东海西湖凹陷X区块CO2地质封存诱发地震危险性探讨

doi:10.13809/j.cnki.cn32-1825/te.2025192

摘要/Abstract

摘要：

在“双碳”目标背景下，海域CO₂地质封存相较于陆上具有显著优势，是未来CO₂捕集、利用与封存（CCUS）技术的重要发展方向。但CO₂地质封存等深地工业活动存在诱发地震的风险，而东海陆架盆地作为中国海域CO₂地质封存的适宜区域，目前缺乏诱发地震危险性评价研究。基于Dieterich速率状态摩擦定律的诱发地震评价方法，从断层稳定性分析入手，将断层面相对地震活动率与库仑破裂应力变化相关联，结合确定性与概率性评价方法，探讨东海西湖凹陷X区块CO₂注入诱发地震的危险性。结果表明：①X区块玉泉组中部目标储层呈背斜形态，12条断层将封存圈闭分割为南北两部分，地应力类型为潜在正断型，所有断层初始状态稳定；②南部圈闭按60×10⁴ t/a的规模开展10 a的CO₂封存时，孔隙流体压力扩散对周围断层影响较小，诱发高震级地震风险较低，区块诱发地震震级上限预估为1.8级；③CO₂注入速率增大将增加诱发地震风险，分区注入可降低风险，但经济性较差。研究提出的评价方法及成果，可作为CO₂地质封存诱发地震危险性的评价手段之一，为CCUS项目安全性提供理论支撑。

关键词: 东海陆架盆地, 西湖凹陷, CO₂地质封存, 流体注入诱发地震, 断层稳定性

Abstract:

In the context of the “dual carbon” goals, offshore CO₂ geological storage offers significant advantages over onshore storage and represents a key development direction for future carbon capture, utilization and storage (CCUS) technologies. However, deep subsurface industrial activities such as CO₂ geological storage carry the risk of inducing earthquakes. Although the East China Sea Shelf Basin is a suitable area for offshore CO₂ storage in China, there is currently a lack of studies on the risk of induced earthquakes. An induced earthquake risk assessment method based on the Dieterich’s rate-and-state friction law was employed. Starting from fault stability analysis, the relative seismic activity rate on fault planes was correlated with Coulomb failure stress change. Both deterministic and probabilistic assessment approaches were used to investigate the induced earthquake risk associated with CO₂ injection in X block of the Xihu Sag, East China Sea. The results showed that: (1) The target reservoir in the middle Yuquan Formation within X block exhibited an anticline structure. The twelve faults divided the storage trap into northern and southern sections. The in-situ stress regime was potential normal faulting, and all faults were initially stable. (2) When CO₂ storage was conducted at a rate of 60×10⁴ t/a over 10 years into the southern trap, the diffusion of pore fluid pressure had a minor impact on surrounding faults, with a relatively low risk of inducing high-magnitude earthquakes. The estimated maximum magnitude of induced earthquakes within the block was 1.8. (3) Increasing the CO₂ injection rate would elevate the risk of induced earthquakes. While zonal injection could mitigate this risk, it may not be economically viable due to increased costs. The evaluation methods and findings presented in this study can serve as an assessment approach for induced earthquake risk in CO₂ geological storage, providing theoretical support for the safety of CCUS projects.

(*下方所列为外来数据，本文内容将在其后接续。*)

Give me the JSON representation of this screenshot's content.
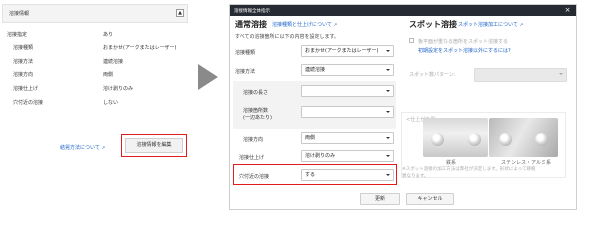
{
  "left_panel": {
    "title": "溶接情報",
    "collapse_icon": "▲",
    "rows": [
      {
        "label": "溶接指定",
        "value": "あり"
      },
      {
        "label": "溶接種類",
        "value": "おまかせ(アークまたはレーザー)"
      },
      {
        "label": "溶接方法",
        "value": "連続溶接"
      },
      {
        "label": "溶接方向",
        "value": "両側"
      },
      {
        "label": "溶接仕上げ",
        "value": "溶け剥りのみ"
      },
      {
        "label": "穴付近の溶接",
        "value": "しない"
      }
    ],
    "link_label": "結晃方法について",
    "edit_button": "溶接情報を編集"
  },
  "modal": {
    "title": "溶接情報全体指示",
    "close_icon": "×",
    "welding": {
      "section_title": "通常溶接",
      "link": "溶接種類と仕上げについて",
      "note": "すべての溶接箇所に以下の内容を設定します。",
      "fields": [
        {
          "label": "溶接種類",
          "value": "おまかせ(アークまたはレーザー)"
        },
        {
          "label": "溶接方法",
          "value": "連続溶接"
        },
        {
          "label": "溶接の長さ",
          "value": ""
        },
        {
          "label": "溶接箇所数",
          "sublabel": "(一辺あたり)",
          "value": ""
        },
        {
          "label": "溶接方向",
          "value": "両側"
        },
        {
          "label": "溶接仕上げ",
          "value": "溶け剥りのみ"
        },
        {
          "label": "穴付近の溶接",
          "value": "する"
        }
      ]
    },
    "spot": {
      "section_title": "スポット溶接",
      "link": "スポット溶接加工について",
      "checkbox_label": "板平面が重なる箇所をスポット溶接する",
      "sub_link": "初期設定をスポット溶接以外にするには?",
      "pattern_label": "スポット数パターン:",
      "pattern_value": "",
      "example_label": "<仕上がり例>",
      "example_captions": [
        "鉄系",
        "ステンレス・アルミ系"
      ],
      "disclaimer_line1": "※スポット溶接の加工方法は弊社が決定します。形状によって跡痕",
      "disclaimer_line2": "異なります。"
    },
    "buttons": {
      "update": "更新",
      "cancel": "キャンセル"
    }
  },
  "colors": {
    "header_bg": "#262a33",
    "link": "#1a62c9",
    "highlight": "#e21b1b"
  },
  "icons": [
    "chevron-up-icon",
    "external-link-icon",
    "close-icon",
    "right-arrow-icon",
    "chevron-down-icon",
    "checkbox-icon"
  ]
}
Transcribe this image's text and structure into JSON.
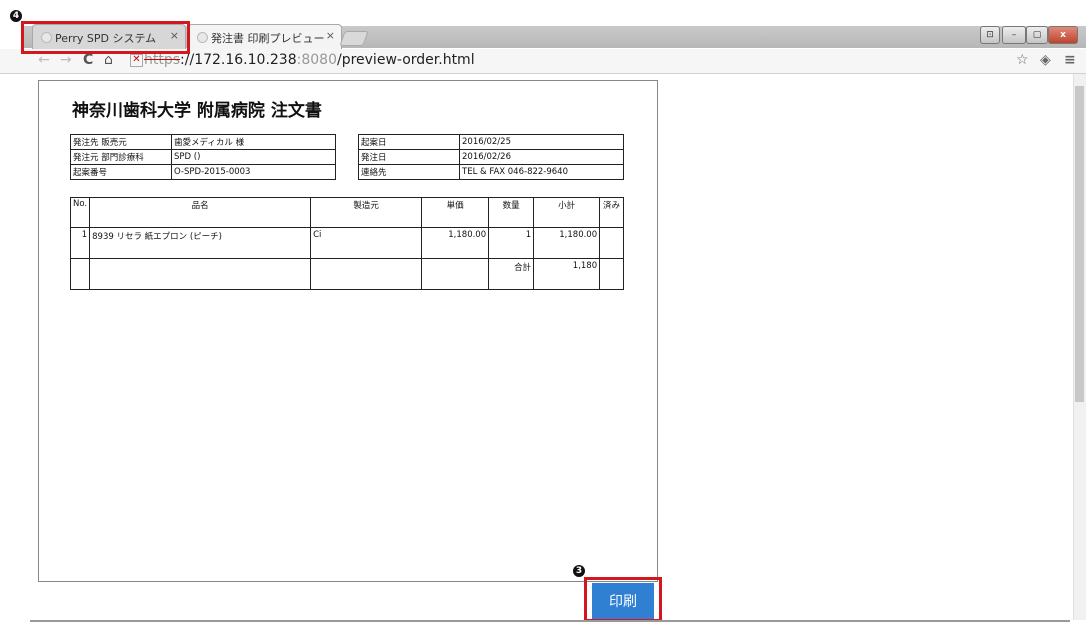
{
  "annotations": {
    "tab_marker": "4",
    "print_marker": "3"
  },
  "browser": {
    "tabs": [
      {
        "title": "Perry SPD システム",
        "close": "×"
      },
      {
        "title": "発注書 印刷プレビュー",
        "close": "×"
      }
    ],
    "window_controls": {
      "minimize": "–",
      "restore": "▢",
      "close": "x"
    },
    "url": {
      "scheme": "https",
      "rest": "://172.16.10.238",
      "port": ":8080",
      "path": "/preview-order.html"
    },
    "icons": [
      "back-icon",
      "forward-icon",
      "reload-icon",
      "home-icon",
      "ssl-warning-icon",
      "star-icon",
      "extension-icon",
      "menu-icon"
    ]
  },
  "document": {
    "title": "神奈川歯科大学 附属病院 注文書",
    "info_left": [
      {
        "label": "発注先 販売元",
        "value": "歯愛メディカル 様"
      },
      {
        "label": "発注元 部門診療科",
        "value": "SPD ()"
      },
      {
        "label": "起案番号",
        "value": "O-SPD-2015-0003"
      }
    ],
    "info_right": [
      {
        "label": "起案日",
        "value": "2016/02/25"
      },
      {
        "label": "発注日",
        "value": "2016/02/26"
      },
      {
        "label": "連絡先",
        "value": "TEL & FAX 046-822-9640"
      }
    ],
    "items_headers": [
      "No.",
      "品名",
      "製造元",
      "単価",
      "数量",
      "小計",
      "済み"
    ],
    "items": [
      {
        "no": "1",
        "name": "8939 リセラ 紙エプロン (ピーチ)",
        "maker": "Ci",
        "unit_price": "1,180.00",
        "qty": "1",
        "subtotal": "1,180.00",
        "done": ""
      }
    ],
    "total_label": "合計",
    "total_value": "1,180"
  },
  "print_button": {
    "label": "印刷"
  },
  "colors": {
    "print_button": "#2f7fd3",
    "highlight": "#d4161d"
  }
}
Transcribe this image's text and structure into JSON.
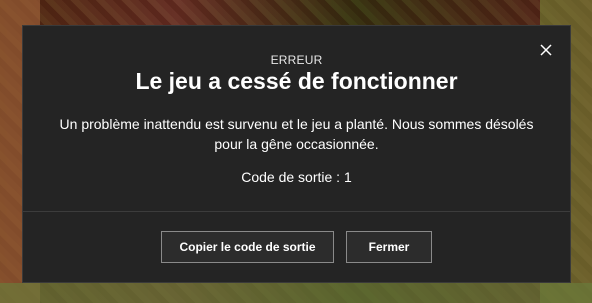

Key words: East China Sea Shelf Basin, Xihu Sag, CO₂ geological storage, fluid injection-induced earthquake, fault stability

中图分类号:

TE58

赵勇,冯勤,孙鑫, 等. 东海西湖凹陷X区块CO₂地质封存诱发地震危险性探讨[J]. 油气藏评价与开发, 2026, 16(1): 23-33.

ZHAO Yong,FENG Qin,SUN Xin, et al. Investigation on risk of induced earthquakes for CO₂ geological storage in X block, Xihu Sag, East China Sea[J]. Petroleum Reservoir Evaluation and Development, 2026, 16(1): 23-33.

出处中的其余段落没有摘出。